Ou ainda, como reafirma Lênin em seu clássico tratado filosófico:

“O ponto de vista da vida, da prática, deve ser o ponto de vista primeiro e fundamental da teoria do conhecimento. E ele conduz inevitavelmente ao materialismo, afastando desde o princípio as invencionices intermináveis da escolástica professoral. Naturalmente, não se deve esquecer que o critério da prática nunca pode, no fundo, confirmar ou refutar completamente uma representação humana, qualquer que seja. Este critério é também suficientemente ‘indeterminado’ para não permitir que os conhecimentos do homem se transformem num ‘absoluto’, e, ao mesmo tempo, suficientemente determinado para conduzir uma luta implacável contra todas as variedades de idealismo e agnosticismo. Se aquilo que a nossa prática confirma é a única e última verdade objetiva, daí decorre o reconhecimento de que o único caminho para esta verdade é o caminho da ciência assente no ponto de vista materialista. […] A única conclusão a tirar da opinião partilhada pelos marxistas, de que a teoria de Marx é uma verdade objetiva, consiste no seguinte: seguindo pelo caminho da teoria de Marx, aproximar-nos-emos cada vez mais da verdade objetiva (sem nunca a esgotar); mas, seguindo por qualquer outro caminho, não podemos chegar senão à confusão e à mentira.7

Esse indissolúvel nexo entre teoria e prática com o objetivo de transformar a realidade foi uma das maiores contribuições do materialismo dialético para o pensamento humano. Ao propor o fim da dicotomia entre teoria e prática, assim como o fim da divisão entre o trabalho manual e intelectual, a abordagem materialista dialética desvenda os mecanismos de alienação nas sociedades de classes e convoca todos os interessados na real transformação da sociedade a não só refletir sobre a realidade que nos cerca, como, também, tomar parte ativa nas lutas e questões prementes de nossa época.

Na atualidade, a negação do materialismo determinista é um sentimento justo e legítimo que reflete a experiência histórica concreta com as revoluções burguesas e as ditas revoluções socialistas do século XX, que demonstraram ser incapazes de libertar a humanidade das amarras da opressão e da exploração. Mas para fazer avançar o conhecimento e as práticas sociais vigentes neste inicio do século XXI, precisamos ir muito além da mera negação das experiências do passado, precisamos buscar uma solução que nos aponte um novo rumo, sem que retrocedamos ao idealismo que, tão pouco, mostrou-se capaz de nos oferecer saídas.

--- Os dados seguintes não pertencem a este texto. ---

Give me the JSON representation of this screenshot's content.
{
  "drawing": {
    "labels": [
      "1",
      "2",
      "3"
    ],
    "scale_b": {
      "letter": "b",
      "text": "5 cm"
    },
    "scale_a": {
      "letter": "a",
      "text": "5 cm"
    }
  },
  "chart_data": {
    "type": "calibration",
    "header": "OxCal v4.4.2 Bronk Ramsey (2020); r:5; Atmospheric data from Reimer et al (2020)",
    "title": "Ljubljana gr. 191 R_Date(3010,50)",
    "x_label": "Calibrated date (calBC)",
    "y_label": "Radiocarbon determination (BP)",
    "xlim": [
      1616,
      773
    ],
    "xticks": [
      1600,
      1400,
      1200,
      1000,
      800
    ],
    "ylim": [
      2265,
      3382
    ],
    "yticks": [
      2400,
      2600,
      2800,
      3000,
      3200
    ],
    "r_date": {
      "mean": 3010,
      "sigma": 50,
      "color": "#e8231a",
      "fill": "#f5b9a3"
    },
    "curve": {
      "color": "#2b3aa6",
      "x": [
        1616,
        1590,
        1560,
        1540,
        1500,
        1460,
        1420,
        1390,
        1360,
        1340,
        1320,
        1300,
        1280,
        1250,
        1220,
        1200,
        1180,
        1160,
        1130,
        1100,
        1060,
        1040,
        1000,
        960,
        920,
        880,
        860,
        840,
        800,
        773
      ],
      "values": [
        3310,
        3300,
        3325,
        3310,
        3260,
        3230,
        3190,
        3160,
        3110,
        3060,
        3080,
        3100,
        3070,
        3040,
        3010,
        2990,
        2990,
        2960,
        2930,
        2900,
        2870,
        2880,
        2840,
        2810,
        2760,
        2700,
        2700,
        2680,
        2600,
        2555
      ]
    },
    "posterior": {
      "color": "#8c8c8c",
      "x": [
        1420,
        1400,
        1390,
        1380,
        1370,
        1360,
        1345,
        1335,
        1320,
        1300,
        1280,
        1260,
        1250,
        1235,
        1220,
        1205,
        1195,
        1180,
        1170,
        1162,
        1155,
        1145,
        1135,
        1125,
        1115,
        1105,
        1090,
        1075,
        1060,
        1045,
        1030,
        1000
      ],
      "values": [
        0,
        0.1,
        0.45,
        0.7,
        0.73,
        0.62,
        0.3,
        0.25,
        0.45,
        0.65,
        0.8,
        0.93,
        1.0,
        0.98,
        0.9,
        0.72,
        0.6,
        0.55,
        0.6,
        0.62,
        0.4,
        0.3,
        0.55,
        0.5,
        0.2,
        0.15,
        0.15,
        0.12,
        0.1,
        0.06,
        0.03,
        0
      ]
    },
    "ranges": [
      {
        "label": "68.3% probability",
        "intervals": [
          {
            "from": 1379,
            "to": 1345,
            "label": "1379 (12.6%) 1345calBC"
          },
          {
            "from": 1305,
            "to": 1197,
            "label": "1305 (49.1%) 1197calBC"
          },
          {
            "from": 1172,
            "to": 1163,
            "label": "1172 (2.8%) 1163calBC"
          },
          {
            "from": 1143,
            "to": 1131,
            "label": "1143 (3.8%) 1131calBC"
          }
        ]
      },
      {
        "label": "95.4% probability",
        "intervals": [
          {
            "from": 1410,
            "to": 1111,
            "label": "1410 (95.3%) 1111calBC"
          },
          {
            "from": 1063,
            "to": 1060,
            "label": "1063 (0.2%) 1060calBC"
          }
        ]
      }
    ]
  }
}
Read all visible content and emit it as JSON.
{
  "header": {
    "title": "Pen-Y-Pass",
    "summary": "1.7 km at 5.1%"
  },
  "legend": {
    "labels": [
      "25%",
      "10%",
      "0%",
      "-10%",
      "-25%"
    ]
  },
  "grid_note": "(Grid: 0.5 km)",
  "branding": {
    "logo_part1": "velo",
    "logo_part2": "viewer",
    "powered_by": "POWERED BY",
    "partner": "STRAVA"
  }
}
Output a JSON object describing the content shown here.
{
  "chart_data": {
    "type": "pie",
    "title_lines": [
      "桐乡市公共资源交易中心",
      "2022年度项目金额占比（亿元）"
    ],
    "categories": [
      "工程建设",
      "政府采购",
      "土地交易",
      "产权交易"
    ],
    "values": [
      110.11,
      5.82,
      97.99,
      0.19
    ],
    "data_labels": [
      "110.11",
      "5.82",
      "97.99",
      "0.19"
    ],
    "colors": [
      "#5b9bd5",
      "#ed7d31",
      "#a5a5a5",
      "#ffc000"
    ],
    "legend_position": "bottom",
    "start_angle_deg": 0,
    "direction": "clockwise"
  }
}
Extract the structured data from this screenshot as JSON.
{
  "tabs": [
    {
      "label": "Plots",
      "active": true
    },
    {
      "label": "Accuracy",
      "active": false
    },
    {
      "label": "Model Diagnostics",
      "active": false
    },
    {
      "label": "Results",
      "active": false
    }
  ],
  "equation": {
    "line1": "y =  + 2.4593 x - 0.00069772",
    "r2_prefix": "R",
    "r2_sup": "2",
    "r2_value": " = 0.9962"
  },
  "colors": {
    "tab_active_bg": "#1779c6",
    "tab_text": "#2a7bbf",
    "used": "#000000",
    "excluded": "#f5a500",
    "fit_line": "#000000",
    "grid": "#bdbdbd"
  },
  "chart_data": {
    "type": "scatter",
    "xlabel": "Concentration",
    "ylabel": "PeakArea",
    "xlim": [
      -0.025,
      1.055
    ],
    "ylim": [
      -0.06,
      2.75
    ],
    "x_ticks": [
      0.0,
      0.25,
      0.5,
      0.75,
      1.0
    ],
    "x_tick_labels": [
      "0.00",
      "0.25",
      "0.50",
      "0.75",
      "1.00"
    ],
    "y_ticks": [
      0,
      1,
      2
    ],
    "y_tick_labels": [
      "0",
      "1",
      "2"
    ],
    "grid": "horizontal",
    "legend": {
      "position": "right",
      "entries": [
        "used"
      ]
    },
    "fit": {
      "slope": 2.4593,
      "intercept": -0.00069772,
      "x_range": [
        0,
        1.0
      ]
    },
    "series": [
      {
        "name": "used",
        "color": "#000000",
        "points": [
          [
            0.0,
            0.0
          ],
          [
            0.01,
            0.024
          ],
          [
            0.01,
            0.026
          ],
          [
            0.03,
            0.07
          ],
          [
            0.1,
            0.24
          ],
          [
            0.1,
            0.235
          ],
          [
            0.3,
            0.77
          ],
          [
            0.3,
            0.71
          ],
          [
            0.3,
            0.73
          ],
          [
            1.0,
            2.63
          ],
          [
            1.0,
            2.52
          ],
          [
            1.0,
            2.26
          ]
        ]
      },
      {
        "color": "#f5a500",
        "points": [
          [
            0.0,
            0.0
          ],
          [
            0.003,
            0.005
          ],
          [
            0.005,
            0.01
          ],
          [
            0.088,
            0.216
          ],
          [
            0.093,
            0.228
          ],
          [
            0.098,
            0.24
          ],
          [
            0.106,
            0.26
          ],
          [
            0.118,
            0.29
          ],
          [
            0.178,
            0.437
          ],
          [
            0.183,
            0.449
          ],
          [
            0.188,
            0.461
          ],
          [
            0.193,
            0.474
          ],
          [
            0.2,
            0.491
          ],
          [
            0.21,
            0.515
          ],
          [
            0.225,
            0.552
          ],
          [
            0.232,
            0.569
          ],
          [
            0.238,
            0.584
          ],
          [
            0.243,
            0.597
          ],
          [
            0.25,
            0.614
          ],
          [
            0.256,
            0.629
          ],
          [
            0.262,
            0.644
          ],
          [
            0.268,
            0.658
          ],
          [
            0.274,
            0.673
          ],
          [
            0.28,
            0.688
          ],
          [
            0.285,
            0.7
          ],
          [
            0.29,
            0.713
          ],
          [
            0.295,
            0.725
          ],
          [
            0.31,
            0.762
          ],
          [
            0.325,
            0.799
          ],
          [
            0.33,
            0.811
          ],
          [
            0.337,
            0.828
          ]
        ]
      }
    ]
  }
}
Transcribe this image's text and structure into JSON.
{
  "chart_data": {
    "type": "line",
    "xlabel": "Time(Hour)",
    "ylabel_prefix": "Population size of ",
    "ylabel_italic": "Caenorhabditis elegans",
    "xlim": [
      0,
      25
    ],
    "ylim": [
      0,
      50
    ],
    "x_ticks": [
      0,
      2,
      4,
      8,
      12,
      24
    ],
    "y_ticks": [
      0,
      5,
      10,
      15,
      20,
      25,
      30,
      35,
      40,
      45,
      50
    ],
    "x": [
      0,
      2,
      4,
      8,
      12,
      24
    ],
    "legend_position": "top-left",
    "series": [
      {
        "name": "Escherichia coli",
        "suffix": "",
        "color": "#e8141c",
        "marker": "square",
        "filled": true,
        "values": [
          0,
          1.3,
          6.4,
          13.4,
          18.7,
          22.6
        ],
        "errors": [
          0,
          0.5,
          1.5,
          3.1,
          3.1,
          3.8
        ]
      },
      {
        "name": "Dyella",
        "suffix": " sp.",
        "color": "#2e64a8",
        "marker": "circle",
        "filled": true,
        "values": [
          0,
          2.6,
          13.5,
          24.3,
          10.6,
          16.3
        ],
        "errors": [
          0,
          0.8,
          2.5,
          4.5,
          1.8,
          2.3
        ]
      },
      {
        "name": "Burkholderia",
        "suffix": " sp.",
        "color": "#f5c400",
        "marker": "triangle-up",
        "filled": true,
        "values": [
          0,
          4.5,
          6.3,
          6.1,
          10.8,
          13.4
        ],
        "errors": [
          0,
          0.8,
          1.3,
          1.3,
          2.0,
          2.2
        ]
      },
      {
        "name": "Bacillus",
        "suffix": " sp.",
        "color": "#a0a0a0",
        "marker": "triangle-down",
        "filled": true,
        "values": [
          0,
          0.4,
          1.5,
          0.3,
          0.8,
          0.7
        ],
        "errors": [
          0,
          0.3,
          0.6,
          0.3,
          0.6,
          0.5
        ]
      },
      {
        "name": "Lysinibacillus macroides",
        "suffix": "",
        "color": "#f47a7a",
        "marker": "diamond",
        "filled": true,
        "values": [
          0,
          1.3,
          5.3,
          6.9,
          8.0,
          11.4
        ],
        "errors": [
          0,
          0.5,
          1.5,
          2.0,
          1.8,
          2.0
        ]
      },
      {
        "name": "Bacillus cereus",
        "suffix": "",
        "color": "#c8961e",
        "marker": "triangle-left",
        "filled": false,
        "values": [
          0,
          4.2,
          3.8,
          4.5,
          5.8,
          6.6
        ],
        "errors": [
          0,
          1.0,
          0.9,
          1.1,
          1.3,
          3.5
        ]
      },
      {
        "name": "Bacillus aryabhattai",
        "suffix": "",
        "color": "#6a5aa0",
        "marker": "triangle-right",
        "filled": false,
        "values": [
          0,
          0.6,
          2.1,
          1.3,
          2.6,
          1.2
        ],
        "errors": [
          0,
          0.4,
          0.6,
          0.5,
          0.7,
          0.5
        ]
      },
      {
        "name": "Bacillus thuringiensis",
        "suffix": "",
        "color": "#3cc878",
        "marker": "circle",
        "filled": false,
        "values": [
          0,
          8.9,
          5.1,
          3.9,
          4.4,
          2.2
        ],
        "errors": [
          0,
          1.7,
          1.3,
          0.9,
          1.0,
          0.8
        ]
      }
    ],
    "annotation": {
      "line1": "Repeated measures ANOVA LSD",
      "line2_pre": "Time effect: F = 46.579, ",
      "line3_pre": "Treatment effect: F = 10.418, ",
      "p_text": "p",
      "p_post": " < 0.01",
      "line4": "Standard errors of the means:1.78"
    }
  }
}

A superação para esta tragédia que faz, de maneira quase hegemônica, o pensamento humano neste início do século XXI voltar-se ao obscurantismo e ao irracionalismo pré-renascentista passa, necessariamente, pelo resgate de uma abordagem que contraponha simultaneamente o materialismo ao idealismo e a dialética ao determinismo, rompendo as fronteiras entre os diferentes campos do conhecimento, assim como aquelas supostamente existentes entre teoria e prática. Afinal, como sintetizou Marx: “Os filósofos têm apenas interpretado o mundo de diferentes maneiras; a questão, porém, é transformá-lo!8“.

1 LÊNIN, V. I. Materialismo e empiriocriticismo. Edições Avante. Lisboa, 1982.

2 TROTSKY, Leon. O Programa de Transição.

3 MARX, Karl. Teses sobre Feuerbach. Trad. Castro e Costa, L.C. Martins Fontes. São Paulo, 2002.

4 Idem

5 Idem

6 Idem

7 LÊNIN, V. I. Materialismo e empiriocriticismo. Edições Avante. Lisboa, 1982.

8 MARX, Karl. Teses sobre Feuerbach. Trad. Castro e Costa, L.C. Martins Fontes. São Paulo, 2002.